Entscheider-Interview - „Zu viel Wahlkampf, zu wenig Handeln“
Kein Plüschsofa, keine hochwertige Kunst im Büro des Chefs der Bonner Virologie. Die Farbtupfer in Streecks Büro bilden die hängenden Masken. © Sarah Larissa Heuser

Der Virologe Hendrik Streeck sagt, was er denkt. Damit polarisiert er. Was er anders machen würde, und warum er ein neues Medikament für einen gefährlichen „Gamechanger“ im Kampf gegen Corona hält, verrät er im Interview.

Björn Lange01.02.2022

Wie eine eigene kleine Stadt thront das Universitätsklinikum auf dem Bonner Venusberg. Hat man Gebäude 63 gefunden, ist man nur noch ein Stockwerk und etwas Wartezeit von einem der derzeit gefragtesten Deutschen entfernt. Im Büro von Hendrik Streeck hängen Dutzende Coronamasken in allen Größen, Formen und Farben girlandenartig an der Wand. Streeck nimmt seinen weißen Kittel vom Konferenztisch, wirft ihn auf ein Schränkchen, dann geht’s los.

Herr Streeck, Delta ist längst nicht besiegt, da rollt Omikron über uns hinweg. War nach den Winterferien mit einem so großen Anstieg der Inzidenzen zu rechnen?

Ja, damit war zu rechnen, und zwar aus drei Gründen. Erstens kam der Anstieg, weil wir nach den Ferien wieder routinemäßig mehr getestet haben – etwa in Schulen. Zweitens, weil sich die Menschen über die Feiertage getroffen und gegenseitig infiziert haben.
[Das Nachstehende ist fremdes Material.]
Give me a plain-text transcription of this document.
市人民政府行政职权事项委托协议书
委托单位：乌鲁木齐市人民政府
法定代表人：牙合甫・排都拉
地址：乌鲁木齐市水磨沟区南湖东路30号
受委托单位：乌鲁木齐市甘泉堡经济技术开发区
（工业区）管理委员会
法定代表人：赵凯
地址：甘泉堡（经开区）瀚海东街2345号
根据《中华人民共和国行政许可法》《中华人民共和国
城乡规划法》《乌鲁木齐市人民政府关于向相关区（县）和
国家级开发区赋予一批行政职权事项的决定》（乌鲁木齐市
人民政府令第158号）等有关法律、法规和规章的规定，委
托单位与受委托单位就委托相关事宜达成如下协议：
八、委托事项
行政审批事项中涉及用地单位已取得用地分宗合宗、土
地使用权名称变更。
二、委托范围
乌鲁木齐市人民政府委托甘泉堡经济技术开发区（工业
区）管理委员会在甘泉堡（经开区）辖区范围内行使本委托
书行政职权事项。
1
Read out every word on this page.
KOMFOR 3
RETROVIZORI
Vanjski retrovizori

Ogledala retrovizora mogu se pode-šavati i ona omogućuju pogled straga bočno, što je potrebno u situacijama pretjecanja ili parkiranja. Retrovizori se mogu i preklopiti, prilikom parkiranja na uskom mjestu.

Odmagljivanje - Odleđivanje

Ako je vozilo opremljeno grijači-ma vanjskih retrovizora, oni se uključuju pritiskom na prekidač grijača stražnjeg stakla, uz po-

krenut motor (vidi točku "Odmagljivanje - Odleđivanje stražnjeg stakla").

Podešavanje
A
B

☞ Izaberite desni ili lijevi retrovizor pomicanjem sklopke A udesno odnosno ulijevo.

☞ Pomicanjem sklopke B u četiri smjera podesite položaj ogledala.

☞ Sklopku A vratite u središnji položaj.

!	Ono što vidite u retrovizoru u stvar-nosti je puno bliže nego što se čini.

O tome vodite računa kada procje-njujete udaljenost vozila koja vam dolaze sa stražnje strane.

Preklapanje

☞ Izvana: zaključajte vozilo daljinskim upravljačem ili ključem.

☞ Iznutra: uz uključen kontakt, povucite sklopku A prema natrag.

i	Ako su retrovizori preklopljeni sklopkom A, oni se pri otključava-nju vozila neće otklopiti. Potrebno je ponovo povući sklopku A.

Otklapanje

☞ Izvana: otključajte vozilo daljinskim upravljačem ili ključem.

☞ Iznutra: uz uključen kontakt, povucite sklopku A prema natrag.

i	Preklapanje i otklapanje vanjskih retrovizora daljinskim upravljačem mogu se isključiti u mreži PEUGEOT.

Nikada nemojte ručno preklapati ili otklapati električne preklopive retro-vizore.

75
Und drittens haben wir Virologen ohnehin mit einer starken Welle gerechnet, weil Omikron ganz sicher die dominierende Variante werden würde. Das muss nicht so bleiben, es werden neue kommen, aber wir dürfen uns davon nicht überraschen lassen. Wie sich das genau auf die Krankenhäuser und Intensivstationen auswirken wird, können wir noch nicht sagen.

Weshalb ist die Datenlage so unübersichtlich?

Der Fehler war von Anfang an, dass wir uns keine gute Datenlage verschafft haben. Wir müssten Stichproben machen, eine echte epidemiologische Inzidenzbestimmung. Die Engländer testen einmal im Monat 150.000 Menschen unabhängig vom Impfstatus, erheben die Berufsgruppen und so weiter. Dadurch erhalten sie eine sehr genaue Datenlage. Die Protokolle, um solche Studien durchzuführen, liegen längst beim RKI in der Schublade. Niemand weiß, warum wir sie nicht umsetzen. Jetzt haben wir das Problem, dass wir von den Testungen und Testkapazitäten abhängig sind. In Deutschland werden pro Woche etwa 1,4 Millionen Menschen mittels PCR getestet, von denen sind durchschnittlich 16 Prozent positiv. Über die Weihnachtsfeiertage gab es pro Woche nur etwa 900.000 Tests, aber der Anteil der positiv Getesteten ist direkt auf 22 Prozent gestiegen. Ist das jetzt die Omikron-Welle oder wurden verhältnismäßig mehr Symptomatische getestet? Solche Fragen kann man dann nicht genau beantworten.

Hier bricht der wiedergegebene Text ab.